Quartetto di Cremona
Quartetto di Cremona
Perth Concert Hall
Michael Tumelty
WELL, now we can answer the question. Is the Quartetto di Cremona, whose progress we have followed in recent years with all those CD recordings of Beethoven's complete string quartets, really that good? A fair question: they've never played Scotland before, and practically anything can be achieved today in the recording studios.
The short answer? Yes, they jolly well are that good; and what an unqualified thrill it was to hear them in Perth Concert Hall on Monday, with a near-incredible performance of Shostakovich's Tenth String Quartet, which revealed altogether unfamiliar facets of the Italians' own performing art, and a thesaurus of fresh perspectives on the Shostakovich, whose performance was a masterpiece of understatement.
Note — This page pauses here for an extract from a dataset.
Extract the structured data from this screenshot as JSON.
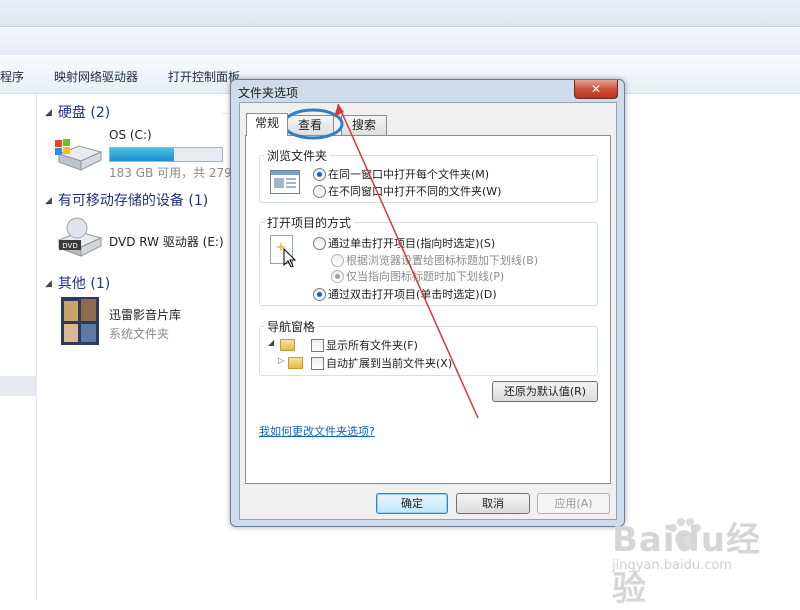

There is a wonderful mix to the group. Very much at the front is first violinist Cristiano Gualco, a player of fierce intensity and drive with, at the other end, the big man on cello, Giovanni Scaglione, whose soulful lyricism would melt ice. Second violinist Paolo Andreoli and violist Simone Gramaglia complete an ensemble that is as homogeneous in its musical integrity as it is individualistic in its character and questing interpretations.
They completely opened up the complex structure of Beethoven's opus 131 quartet: it was not a series of seven sections, it was a genuine continuum.
And they topped it all out with a heart-stopping encore of the Cavatina from the opus 130 Quartet, delivered as a study in how to stop time while sustaining momentum.